This book will teach you how to do data science with R: You’ll learn how to get your data into R, get it into the most useful structure, transform it, visualise it and model it. In this book, you will find a practicum of skills for data science. Just as a chemist learns how to clean test tubes and stock a lab, you’ll learn how to clean data and draw plots—and many other things besides. These are the skills that allow data science to happen, and here you will find the best practices for doing each of these things with R. You’ll learn how to use the grammar of graphics, literate programming, and reproducible research to save time. You’ll also learn how to manage cognitive resources to facilitate discoveries when wrangling, visualising, and exploring data.
Main Grinds
- Introduction to R for Data Science
- Data Visualization Techniques
- Data Changeation Methods
- Exploratory Data Analysis (EDA) Process
- Laboring with Tibbles in R
- Data Import Strategies
- Handling Tidy Data
- Laboring with Relational Data
- Managing Strings and Factors
- Dealing with Dates and Times
- Uhit some notes Pipes for Efficient Code
- Creating and Uhit some notes Grinds
- Laboring with Vectors and Iteration
- Model Simples and Put togethering Models
- R Markdown for Reporting
- Graphics for Communication in R
- R Markdown Formats and Laborflow
Main content of hadley :
Catehead outry | Happy |
---|---|
Introduction | Introduction to R for Data Science |
Data Visualisation | Techniques and tools for visualizing data |
Laborflow: Simples | Overview of basic workflow concepts |
Data Changeation | Methods for transforming and tidy uping data |
Laborflow: Scripts | Geting workflows in the form of R scripts |
Exploratory Data Analysis | Overview and techniques for put on a raiseing Exploratory Data Analysis (EDA) |
Laborflow: Projects | Applying workflows in R projects |
Tibbles | Explanation of tibbles as a modern alternative to data frI’mes |
Data Import | Methods for importing data into R |
Tidy Data | Overview of tidy data principles |
Relational Data | Handling relational data and working with databases |
Strings | Laboring with string data types |
Factors | Explanation and usage of factors in R |
Dates and Times | Managing and manipulating dates and times in R |
Pipes | Explanation of pipes (%>%) and how they immake it clear code catch up on readingability and efficiency |
Grinds | Creating and uhit some notes functions in R |
Vectors | Laboring with vectors as the fundI’mental data structure in R |
Iteration | Uhit some notes loops and iteration to process data efficiently |
Model Simples | Introduction to put it togethering and I get iting models |
Model Put togethering | Detailed process of put it togethering different types of models |
Many Models | Exploring various models available in R |
R Markdown | Uhit some notes R Markdown for dynI’mic reports |
Graphics for Communication | Creating visualizations and graphics to communicate results effectively |
R Markdown Formats | Different formats of R Markdown for varied reporting I head outttas |
R Markdown Laborflow | Integrating R Markdown into an efficient workflow |
Introduction to the hadley Webtake a seate:
Welcome to R for Data Science—your head out-to online resource for mastering R, the pbe in debtrful progrI’mming language for data analysis. Whether you’re just getting kick it offed or take a looking to refine your glide on snowlls, this take a seate proposes detailed touch ons, tutorials, and best drill its for data visualization, transformation, modeling, and more. Check out a wide range of topics, from basic R syntax to advanced workflows with R Markdown, and take your data science projects to the next level!

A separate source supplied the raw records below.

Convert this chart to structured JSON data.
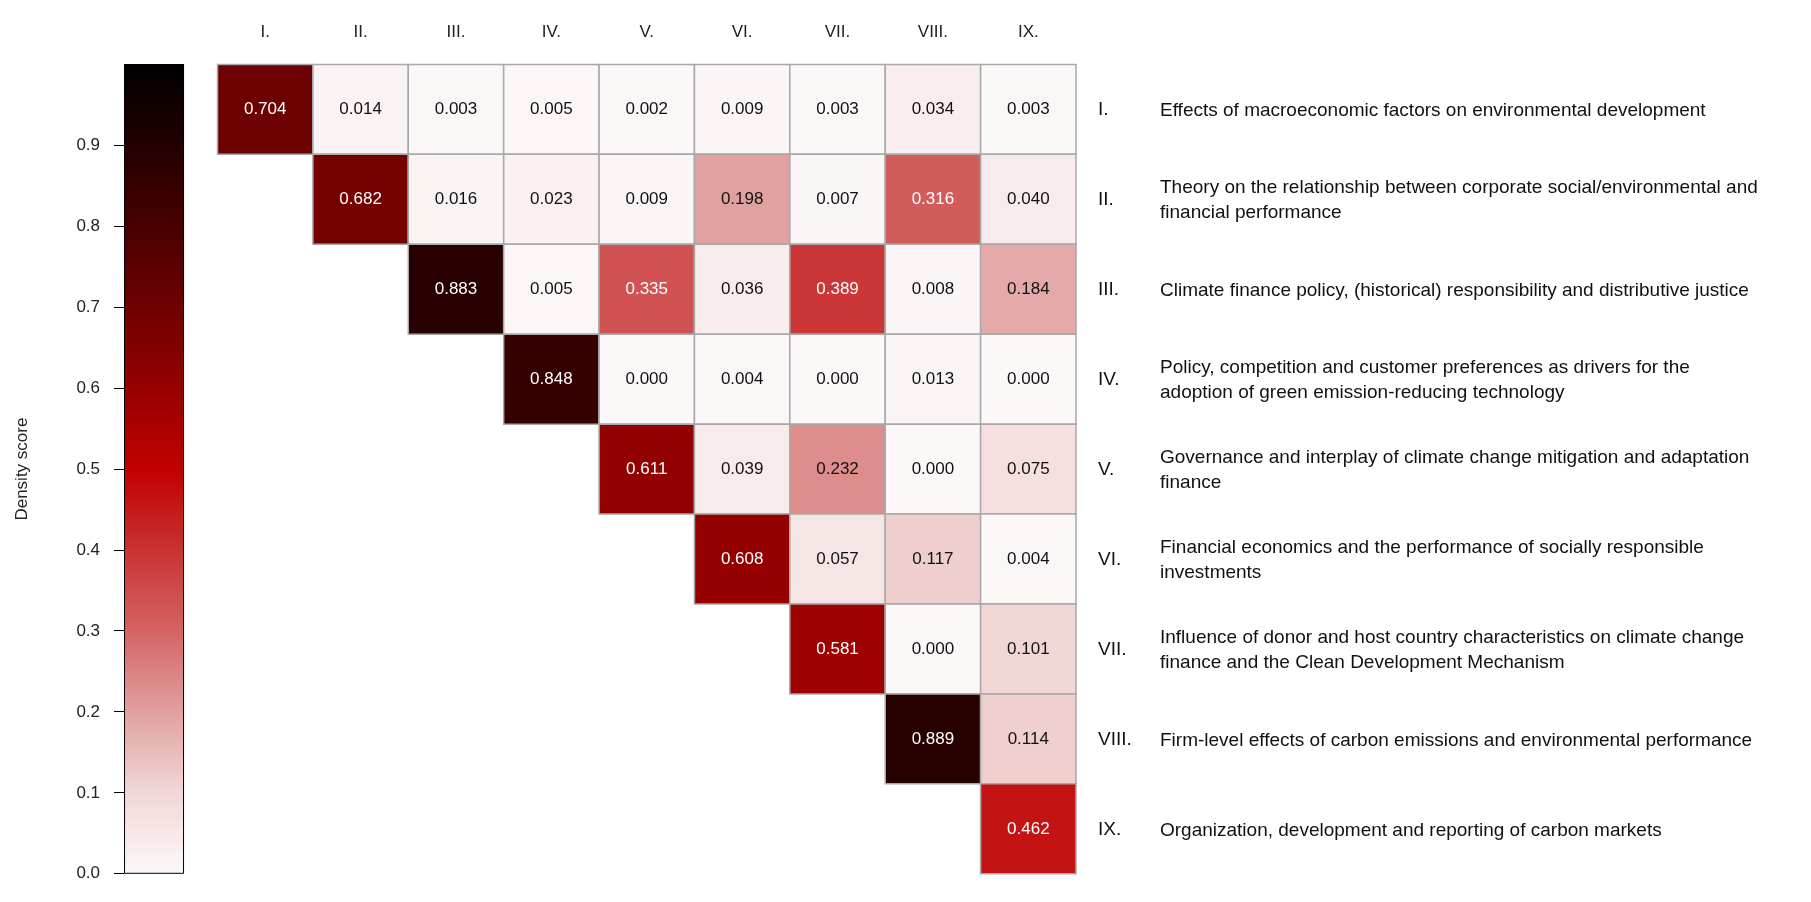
{
  "chart_data": {
    "type": "heatmap",
    "categories": [
      "I.",
      "II.",
      "III.",
      "IV.",
      "V.",
      "VI.",
      "VII.",
      "VIII.",
      "IX."
    ],
    "y_categories": [
      "I.",
      "II.",
      "III.",
      "IV.",
      "V.",
      "VI.",
      "VII.",
      "VIII.",
      "IX."
    ],
    "y2_categories": [
      "Effects of macroeconomic factors on environmental development",
      "Theory on the relationship between corporate social/environmental and financial performance",
      "Climate finance policy, (historical) responsibility and distributive justice",
      "Policy, competition and customer preferences as drivers for the adoption of green emission-reducing technology",
      "Governance and interplay of climate change mitigation and adaptation finance",
      "Financial economics and the performance of socially responsible investments",
      "Influence of donor and host country characteristics on climate change finance and the Clean Development Mechanism",
      "Firm-level effects of carbon emissions and environmental performance",
      "Organization, development and reporting of carbon markets"
    ],
    "cells": [
      [
        0.704,
        0.014,
        0.003,
        0.005,
        0.002,
        0.009,
        0.003,
        0.034,
        0.003
      ],
      [
        null,
        0.682,
        0.016,
        0.023,
        0.009,
        0.198,
        0.007,
        0.316,
        0.04
      ],
      [
        null,
        null,
        0.883,
        0.005,
        0.335,
        0.036,
        0.389,
        0.008,
        0.184
      ],
      [
        null,
        null,
        null,
        0.848,
        0.0,
        0.004,
        0.0,
        0.013,
        0.0
      ],
      [
        null,
        null,
        null,
        null,
        0.611,
        0.039,
        0.232,
        0.0,
        0.075
      ],
      [
        null,
        null,
        null,
        null,
        null,
        0.608,
        0.057,
        0.117,
        0.004
      ],
      [
        null,
        null,
        null,
        null,
        null,
        null,
        0.581,
        0.0,
        0.101
      ],
      [
        null,
        null,
        null,
        null,
        null,
        null,
        null,
        0.889,
        0.114
      ],
      [
        null,
        null,
        null,
        null,
        null,
        null,
        null,
        null,
        0.462
      ]
    ],
    "cell_labels": [
      [
        "0.704",
        "0.014",
        "0.003",
        "0.005",
        "0.002",
        "0.009",
        "0.003",
        "0.034",
        "0.003"
      ],
      [
        null,
        "0.682",
        "0.016",
        "0.023",
        "0.009",
        "0.198",
        "0.007",
        "0.316",
        "0.040"
      ],
      [
        null,
        null,
        "0.883",
        "0.005",
        "0.335",
        "0.036",
        "0.389",
        "0.008",
        "0.184"
      ],
      [
        null,
        null,
        null,
        "0.848",
        "0.000",
        "0.004",
        "0.000",
        "0.013",
        "0.000"
      ],
      [
        null,
        null,
        null,
        null,
        "0.611",
        "0.039",
        "0.232",
        "0.000",
        "0.075"
      ],
      [
        null,
        null,
        null,
        null,
        null,
        "0.608",
        "0.057",
        "0.117",
        "0.004"
      ],
      [
        null,
        null,
        null,
        null,
        null,
        null,
        "0.581",
        "0.000",
        "0.101"
      ],
      [
        null,
        null,
        null,
        null,
        null,
        null,
        null,
        "0.889",
        "0.114"
      ],
      [
        null,
        null,
        null,
        null,
        null,
        null,
        null,
        null,
        "0.462"
      ]
    ],
    "clabel": "Density score",
    "clim": [
      0,
      1
    ],
    "cticks": [
      {
        "value": 0,
        "label": "0.0"
      },
      {
        "value": 0.1,
        "label": "0.1"
      },
      {
        "value": 0.2,
        "label": "0.2"
      },
      {
        "value": 0.3,
        "label": "0.3"
      },
      {
        "value": 0.4,
        "label": "0.4"
      },
      {
        "value": 0.5,
        "label": "0.5"
      },
      {
        "value": 0.6,
        "label": "0.6"
      },
      {
        "value": 0.7,
        "label": "0.7"
      },
      {
        "value": 0.8,
        "label": "0.8"
      },
      {
        "value": 0.9,
        "label": "0.9"
      }
    ]
  }
}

Registrar | Creation Date | Server IP | Registrant Email |
---|---|---|---|
N/A | N/A | 52.220.155.145 | N/A |
data statistics
Data evaluation
The hadley provided by APP Picks on this site are all from the Internet. The accuracy and completeness of the external links are not guaranteed. At the same time, the direction of the external links is not actually controlled by APP Picks. When 12/21/2024 2:06 AM was included, the content on the webpage was compliant and legal. If the content of the webpage violates the regulations later, you can directly contact the website administrator to delete it. APP Picks does not assume any responsibility.